BENIAMINO: Well, exactly, it’s difficult. But that’s the cure. Life moves on such a large scale that we are destined to be wiped out. It’s normal.

BENEDETTA: You’re particularly pessimistic at the moment. What do you mean wiped out?

BENIAMINO: We’re just tiny beings who only do harm. I don’t know.

BENEDETTA: I had fun playing this game recently. We’ve digressed from filters but anyway. I imagined the word “universe” didn’t exist.

BENIAMINO: Well that’s a filter too. Every word is a filter.

BENEDETTA: It’s a useless word. It lends itself to the games of philosophers and astronomers. But…

BENIAMINO: You want to get rid of it?

BENEDETTA: Yes!

BENIAMINO: Let’s get rid of it. Words are filters because every time you learn a word, you see reality through a different filter. When you’re a kid, you have this magma in your head and then you filter it and it takes shape. It would be brilliant if we could free ourselves of certain words.

BENEDETTA: Very well then, see you next episode.

BENIAMINO: Until the next episode and the next film. We’ll do part two. I love you.

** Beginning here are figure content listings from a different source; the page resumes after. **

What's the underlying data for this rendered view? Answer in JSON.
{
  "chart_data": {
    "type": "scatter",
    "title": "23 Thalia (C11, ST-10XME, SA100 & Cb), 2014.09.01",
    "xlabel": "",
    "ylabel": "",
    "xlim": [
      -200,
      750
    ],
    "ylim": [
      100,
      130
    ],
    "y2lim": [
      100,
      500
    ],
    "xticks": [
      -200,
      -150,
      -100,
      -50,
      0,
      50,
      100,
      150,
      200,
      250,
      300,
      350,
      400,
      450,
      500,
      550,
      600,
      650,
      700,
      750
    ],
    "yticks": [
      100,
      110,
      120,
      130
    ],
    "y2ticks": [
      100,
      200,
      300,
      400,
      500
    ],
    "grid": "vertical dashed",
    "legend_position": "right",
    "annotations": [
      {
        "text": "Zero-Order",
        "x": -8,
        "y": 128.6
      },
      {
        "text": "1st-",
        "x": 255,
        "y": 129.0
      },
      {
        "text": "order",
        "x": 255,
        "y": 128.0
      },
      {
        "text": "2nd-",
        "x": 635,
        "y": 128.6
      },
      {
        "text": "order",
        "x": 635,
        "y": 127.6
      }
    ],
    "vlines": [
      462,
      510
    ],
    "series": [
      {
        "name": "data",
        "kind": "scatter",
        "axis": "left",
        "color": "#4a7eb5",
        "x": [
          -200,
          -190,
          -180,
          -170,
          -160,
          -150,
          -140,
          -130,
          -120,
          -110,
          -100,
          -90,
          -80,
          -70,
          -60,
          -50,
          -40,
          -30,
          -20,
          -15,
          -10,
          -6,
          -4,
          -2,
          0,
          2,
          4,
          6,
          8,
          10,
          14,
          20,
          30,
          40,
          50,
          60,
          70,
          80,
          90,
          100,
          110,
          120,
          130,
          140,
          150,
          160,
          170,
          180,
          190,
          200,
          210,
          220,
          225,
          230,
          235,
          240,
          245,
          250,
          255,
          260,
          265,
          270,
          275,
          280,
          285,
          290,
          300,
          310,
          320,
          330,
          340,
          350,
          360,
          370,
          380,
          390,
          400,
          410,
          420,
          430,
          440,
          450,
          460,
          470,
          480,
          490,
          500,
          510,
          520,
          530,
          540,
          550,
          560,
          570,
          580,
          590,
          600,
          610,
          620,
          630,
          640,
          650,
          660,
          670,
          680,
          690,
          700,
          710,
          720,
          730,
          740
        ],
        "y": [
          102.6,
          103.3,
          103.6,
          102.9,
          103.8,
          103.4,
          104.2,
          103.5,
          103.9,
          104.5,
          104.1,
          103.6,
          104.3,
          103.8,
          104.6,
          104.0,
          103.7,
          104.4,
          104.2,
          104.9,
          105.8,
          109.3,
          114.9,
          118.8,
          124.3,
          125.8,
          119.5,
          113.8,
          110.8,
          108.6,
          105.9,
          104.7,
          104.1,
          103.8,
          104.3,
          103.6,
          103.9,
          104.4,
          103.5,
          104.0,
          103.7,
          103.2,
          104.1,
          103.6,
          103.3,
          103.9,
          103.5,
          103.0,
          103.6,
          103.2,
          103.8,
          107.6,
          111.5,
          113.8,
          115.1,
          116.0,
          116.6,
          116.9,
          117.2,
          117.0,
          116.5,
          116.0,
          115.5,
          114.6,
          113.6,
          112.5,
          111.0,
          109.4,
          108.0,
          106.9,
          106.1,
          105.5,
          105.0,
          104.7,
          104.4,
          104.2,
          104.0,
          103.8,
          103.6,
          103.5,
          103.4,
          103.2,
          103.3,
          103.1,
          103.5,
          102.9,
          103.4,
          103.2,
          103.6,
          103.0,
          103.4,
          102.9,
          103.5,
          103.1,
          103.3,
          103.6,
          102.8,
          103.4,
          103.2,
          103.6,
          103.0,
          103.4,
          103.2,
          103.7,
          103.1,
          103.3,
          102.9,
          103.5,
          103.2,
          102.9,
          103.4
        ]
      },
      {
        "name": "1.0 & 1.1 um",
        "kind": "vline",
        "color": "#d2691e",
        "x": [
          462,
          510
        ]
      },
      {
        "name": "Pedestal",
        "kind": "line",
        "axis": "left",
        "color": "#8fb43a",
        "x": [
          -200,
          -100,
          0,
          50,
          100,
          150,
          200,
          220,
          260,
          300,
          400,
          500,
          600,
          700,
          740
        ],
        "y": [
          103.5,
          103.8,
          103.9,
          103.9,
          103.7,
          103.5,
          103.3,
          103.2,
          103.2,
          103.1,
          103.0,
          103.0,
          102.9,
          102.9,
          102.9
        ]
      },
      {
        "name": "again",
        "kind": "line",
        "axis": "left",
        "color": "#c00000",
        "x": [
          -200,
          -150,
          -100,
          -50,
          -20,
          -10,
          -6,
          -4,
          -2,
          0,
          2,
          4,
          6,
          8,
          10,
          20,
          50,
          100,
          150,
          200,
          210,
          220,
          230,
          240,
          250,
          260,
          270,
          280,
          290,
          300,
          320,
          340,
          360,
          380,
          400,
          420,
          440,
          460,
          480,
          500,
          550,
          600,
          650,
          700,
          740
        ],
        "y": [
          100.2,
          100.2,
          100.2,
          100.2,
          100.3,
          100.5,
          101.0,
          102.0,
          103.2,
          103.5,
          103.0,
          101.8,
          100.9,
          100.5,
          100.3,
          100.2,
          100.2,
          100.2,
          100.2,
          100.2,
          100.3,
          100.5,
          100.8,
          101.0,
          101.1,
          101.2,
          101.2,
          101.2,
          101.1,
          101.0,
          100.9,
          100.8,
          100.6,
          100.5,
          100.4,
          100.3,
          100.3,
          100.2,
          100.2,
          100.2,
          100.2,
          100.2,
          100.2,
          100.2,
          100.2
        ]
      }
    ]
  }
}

BENEDETTA: Are you hungry?

Benedetta Barzini worked as a model in the 1960s, in New York and mostly for Vogue. She therefore has no degrees. Once the phone stopped ringing, she went back to Italy and did all sorts of odd jobs until 1996 when she was asked to teach “The Meaning of Clothes in Time”—an anthropological examination of clothes that is deeply connected to the position of women in society and involves other disciplines including Sociology, History, Religion, and Politics—first at the University of Urbino and later at the Milan Politecnico. Having reached her late seventies, she is trying to find her way out of confusion, partly by organising all the different books and objects she has collected throughout life. She is the mother of Beniamino Barrese.

Beniamino Barrese (1986) graduated in Philosophy from the University of Milan, Cinematography from the National Film and Television School in Beaconsfield, UK, and International Political Economy from King’s College, London. All his diverse interests—from philosophy to politics, radical ecology, music, theatre, circus and performing arts—have always influenced his visual research and his approach to filmmaking. Based in London for 7 years, he has worked as a DoP since 2011, moving between fiction shorts and features, music videos, documentaries and advertisement, while also making personal projects with 35mm photography, dealing with both political issues (the economic crisis in Athens in 2012-2013) and intimate stories (couples and lovers in London). His first feature length film as a director, the documentary The Disappearance of My Mother, debuted at Sundance Film Festival in January 2019, was selected by over 130 festivals, received a small release in Italy, Germany, USA and London, was honoured with “Best Debut Feature” at the Cinema Eye Awards for Nonfiction Filmmaking and was nominated for a European Film Award. Currently back in his hometown Milano, he is doing commissioned work as director and DoP while developing a script for a new film.